This increasing pressure to incorporate privacy into these new, decentralized systems has driven creativity in advanced cryptographic techniques. Fully Homomorphic Encryption (FHE) is on the rise as a possible game-changer. FHE allows arbitrary computations on encrypted data to be performed without ever decrypting the data. This needs to enable a trusted single server or blockchain node to do computation without having it learn anything about the data itself. FHE is very much at a stage which is currently slower than plaintext operations. Continued research is quickly making it more efficient and applicable – especially in the burgeoning field of threshold FHE.

FHE’s functionality goes well beyond AI model inference on user-provided encrypted data. This means that the network couldn’t under any realistic circumstances learn the inputs or the outputs, giving users strong guarantees of privacy. Now you can threshold the FHE private key among several parties. This decentralized version of the process employs Multi-Party Computation (MPC), or secret sharing, further increasing decentralization and security. This technology unlocks entirely new types of encrypted transactions and programmable smart contracts on blockchains.

FHE isn’t the only cryptographic approach to improving privacy. Zero-Knowledge Proofs (ZKPs), Multi-Party Computation (MPC), and Garbled Circuits (GC) come in as fundamental pieces of the puzzle. These technologies use cryptographic techniques to guarantee both privacy and correctness properties of computations.

Commencing with the garbled circuits first introduced by Andrew Yao in 1982, these solutions collectively stand as the first general mechanism for computing on pre-encrypted data. FHE, based on Yao’s original work, tackles this problem by allowing complex computations to be performed on encrypted data, representing a revolutionary step forward in privacy-preserving technology.

ZKPs let one party prove to another that they know the answer to a math problem without actually disclosing anything else. This is especially powerful in blockchain when you want to prove something has happened without revealing any private information.

Real-World Implementations and Projects

A number of other projects are building privacy into blockchain applications with cutting-edge cryptographic techniques. Partisia Blockchain, which uses secure multi-party computation (MPC) in conjunction with blockchain infrastructure, raised $50 million in 2021. This shows the increasing demand and resources flowing into privacy-enhanced blockchain technologies.
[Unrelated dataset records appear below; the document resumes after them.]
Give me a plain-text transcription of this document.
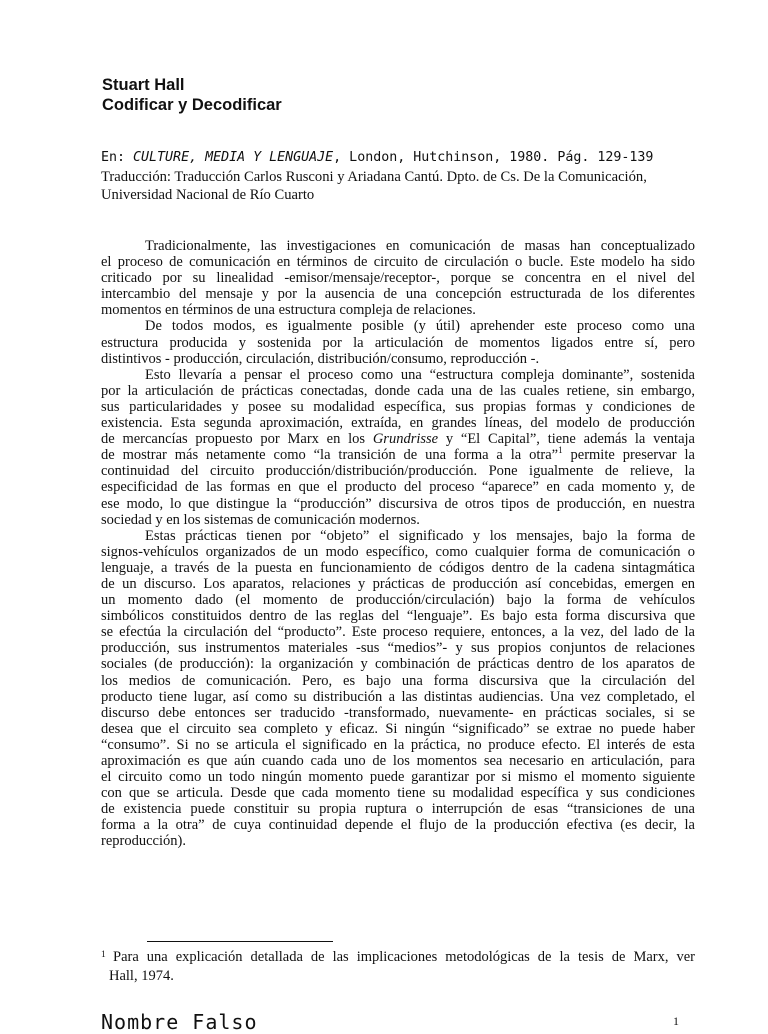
Stuart Hall
Codificar y Decodificar
En: CULTURE, MEDIA Y LENGUAJE, London, Hutchinson, 1980. Pág. 129-139
Traducción: Traducción Carlos Rusconi y Ariadana Cantú. Dpto. de Cs. De la Comunicación,
Universidad Nacional de Río Cuarto
Tradicionalmente, las investigaciones en comunicación de masas han conceptualizado
el proceso de comunicación en términos de circuito de circulación o bucle. Este modelo ha sido
criticado por su linealidad -emisor/mensaje/receptor-, porque se concentra en el nivel del
intercambio del mensaje y por la ausencia de una concepción estructurada de los diferentes
momentos en términos de una estructura compleja de relaciones.
De todos modos, es igualmente posible (y útil) aprehender este proceso como una
estructura producida y sostenida por la articulación de momentos ligados entre sí, pero
distintivos - producción, circulación, distribución/consumo, reproducción -.
Esto llevaría a pensar el proceso como una “estructura compleja dominante”, sostenida
por la articulación de prácticas conectadas, donde cada una de las cuales retiene, sin embargo,
sus particularidades y posee su modalidad específica, sus propias formas y condiciones de
existencia. Esta segunda aproximación, extraída, en grandes líneas, del modelo de producción
de mercancías propuesto por Marx en los Grundrisse y “El Capital”, tiene además la ventaja
de mostrar más netamente como “la transición de una forma a la otra”$^1$ permite preservar la
continuidad del circuito producción/distribución/producción. Pone igualmente de relieve, la
especificidad de las formas en que el producto del proceso “aparece” en cada momento y, de
ese modo, lo que distingue la “producción” discursiva de otros tipos de producción, en nuestra
sociedad y en los sistemas de comunicación modernos.
Estas prácticas tienen por “objeto” el significado y los mensajes, bajo la forma de
signos-vehículos organizados de un modo específico, como cualquier forma de comunicación o
lenguaje, a través de la puesta en funcionamiento de códigos dentro de la cadena sintagmática
de un discurso. Los aparatos, relaciones y prácticas de producción así concebidas, emergen en
un momento dado (el momento de producción/circulación) bajo la forma de vehículos
simbólicos constituidos dentro de las reglas del “lenguaje”. Es bajo esta forma discursiva que
se efectúa la circulación del “producto”. Este proceso requiere, entonces, a la vez, del lado de la
producción, sus instrumentos materiales -sus “medios”- y sus propios conjuntos de relaciones
sociales (de producción): la organización y combinación de prácticas dentro de los aparatos de
los medios de comunicación. Pero, es bajo una forma discursiva que la circulación del
producto tiene lugar, así como su distribución a las distintas audiencias. Una vez completado, el
discurso debe entonces ser traducido -transformado, nuevamente- en prácticas sociales, si se
desea que el circuito sea completo y eficaz. Si ningún “significado” se extrae no puede haber
“consumo”. Si no se articula el significado en la práctica, no produce efecto. El interés de esta
aproximación es que aún cuando cada uno de los momentos sea necesario en articulación, para
el circuito como un todo ningún momento puede garantizar por si mismo el momento siguiente
con que se articula. Desde que cada momento tiene su modalidad específica y sus condiciones
de existencia puede constituir su propia ruptura o interrupción de esas “transiciones de una
forma a la otra” de cuya continuidad depende el flujo de la producción efectiva (es decir, la
reproducción).
1 Para una explicación detallada de las implicaciones metodológicas de la tesis de Marx, ver
Hall, 1974.
Nombre Falso	1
Secret Network was the first to implement general smart contracts, generalized private state on a blockchain. It succeeded in doing this innovative thing by using Trusted Execution Environments (TEEs) – notably Intel SGX. In late 2023, TEN protocol closed a $9 million round as an Ethereum-based Layer-2 protocol that uses TEEs. This funding further indicates a broader, accelerating implementation of TEEs for increased privacy. Aleo, a Layer-1 network using zero-knowledge proofs for private applications, has raised approximately $228 million, reflecting substantial investor confidence in ZKP-based privacy solutions.

To satisfy this requirement, Fhenix is building an EVM-compatible Layer-2 solution that natively integrates FHE to enable it for all of its computations. This ambitious project aims to bring the full potential of FHE to the Ethereum ecosystem, enabling a new level of privacy for decentralized applications.

Challenges and the Future of FHE

Despite its great promise, FHE has a number of challenges that must be addressed, most notably the computational overhead. As it turns out, FHE operations are painfully slow. They are typically between a thousand and a million times slower than their plaintext counterparts, depending on the underlying computation and scheme. Even with the advancement of these technologies, this performance bottleneck is a key barrier to universal adoption.

FHE is currently a vibrant research field, with improvements being developed continuously that are making it more efficient. The evolution of threshold FHE, specifically, has great potential for fortifying the security and decentralization of FHE-based systems.

As the Penumbra team aptly notes, the importance of privacy in blockchain cannot be overstated:

"as users interact onchain, leaks of information become leaks of value" - Penumbra team.

This underlines the urgent need for privacy-preserving technologies such as FHE to protect user data and mitigate against abuse and exploitation.

Furthermore, the Penumbra team cautions users about the inherent risks of exposing data on public blockchains:

"Don't put anything onchain that you wouldn’t want made public” - Penumbra team.

This highlights the need to leverage privacy-enhancing tools to protect sensitive information in permissionless, decentralized ecosystems.